In Langdon v. City of West Allis, 216 Wis. 325 (257 N.W. 8), it was held, quoting syllabus:
"A provision of a city ordinance, enacted under authority of section 66.05, Statutes, and requiring that guy-ropes leave at least fifteen feet of clearance above the road-bed outside the confines of a street permit, was a safety measure, the violation of which constituted negligence as a matter of law, as respects the right of a structural steel-worker, who had erected and stretched across a street a guy-rope supporting a derrick, to recover for injuries sustained when a truck struck the guy-rope.

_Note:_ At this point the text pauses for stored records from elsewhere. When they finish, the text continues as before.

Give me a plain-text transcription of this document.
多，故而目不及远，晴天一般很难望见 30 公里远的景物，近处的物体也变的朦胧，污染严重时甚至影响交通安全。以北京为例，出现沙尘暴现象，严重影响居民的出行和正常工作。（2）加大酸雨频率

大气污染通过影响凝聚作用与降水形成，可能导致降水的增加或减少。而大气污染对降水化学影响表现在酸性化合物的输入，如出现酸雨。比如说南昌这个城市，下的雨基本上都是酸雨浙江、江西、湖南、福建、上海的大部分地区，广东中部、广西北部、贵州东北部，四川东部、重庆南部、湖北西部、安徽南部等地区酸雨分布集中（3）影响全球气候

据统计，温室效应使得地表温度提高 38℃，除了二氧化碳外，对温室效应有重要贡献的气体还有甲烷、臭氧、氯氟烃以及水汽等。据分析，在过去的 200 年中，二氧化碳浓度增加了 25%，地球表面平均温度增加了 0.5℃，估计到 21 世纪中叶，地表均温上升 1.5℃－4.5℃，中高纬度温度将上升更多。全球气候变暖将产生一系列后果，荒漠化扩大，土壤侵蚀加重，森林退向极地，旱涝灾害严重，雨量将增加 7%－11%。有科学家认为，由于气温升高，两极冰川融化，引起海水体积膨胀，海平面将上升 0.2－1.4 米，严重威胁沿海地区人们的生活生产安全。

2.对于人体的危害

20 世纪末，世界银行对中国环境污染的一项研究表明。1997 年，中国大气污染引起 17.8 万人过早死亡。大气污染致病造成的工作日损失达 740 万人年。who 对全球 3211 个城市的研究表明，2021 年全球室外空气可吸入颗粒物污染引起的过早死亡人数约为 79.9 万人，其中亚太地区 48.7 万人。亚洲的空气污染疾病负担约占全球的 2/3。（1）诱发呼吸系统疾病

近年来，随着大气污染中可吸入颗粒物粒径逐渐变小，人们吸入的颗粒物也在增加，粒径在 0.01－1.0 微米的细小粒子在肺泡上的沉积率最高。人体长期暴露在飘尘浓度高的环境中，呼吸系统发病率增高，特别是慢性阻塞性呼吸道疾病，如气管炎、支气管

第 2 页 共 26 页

"The negligence of the worker in stretching the guy-rope across the street too near the ground in violation of the ordinance is held as a matter of law to have contributed to his injury when the defendant's truck struck the guy-rope, causing the derrick to fall and injure the worker who was assisting in hoisting a beam into place."
In that case —
"One of these ropes was tied to a telephone-post on the side of the street opposite the gin-pole, and the other to the bumper of a car. The plaintiff, with another employee of the contractor, erected the derrick and set up the guy-ropes. The end of the guy-rope which was fastened to the telephone-pole was *Page 478 
sufficiently near to the ground on the opposite side of the road to interfere with the free passage of automobiles and vehicles on that side of the street. The foreman requested one Rabik to remain on the street and warn vehicles of the presence of the guy-rope."
See, also, Hatfield v. White Line Motor Freight Co., Inc., 223 Iowa, — (272 N.W. 99); French v. Inhabitants of Brunswick,21 Me. 29 (38 Am. Dec. 250); 5 Thompson on Negligence (2d Ed.), § 6022, and Bush v. Goodno, 223 A.D. 152
(251 N.Y. Supp. 271).
CHANDLER, J., concurred with WIEST, J.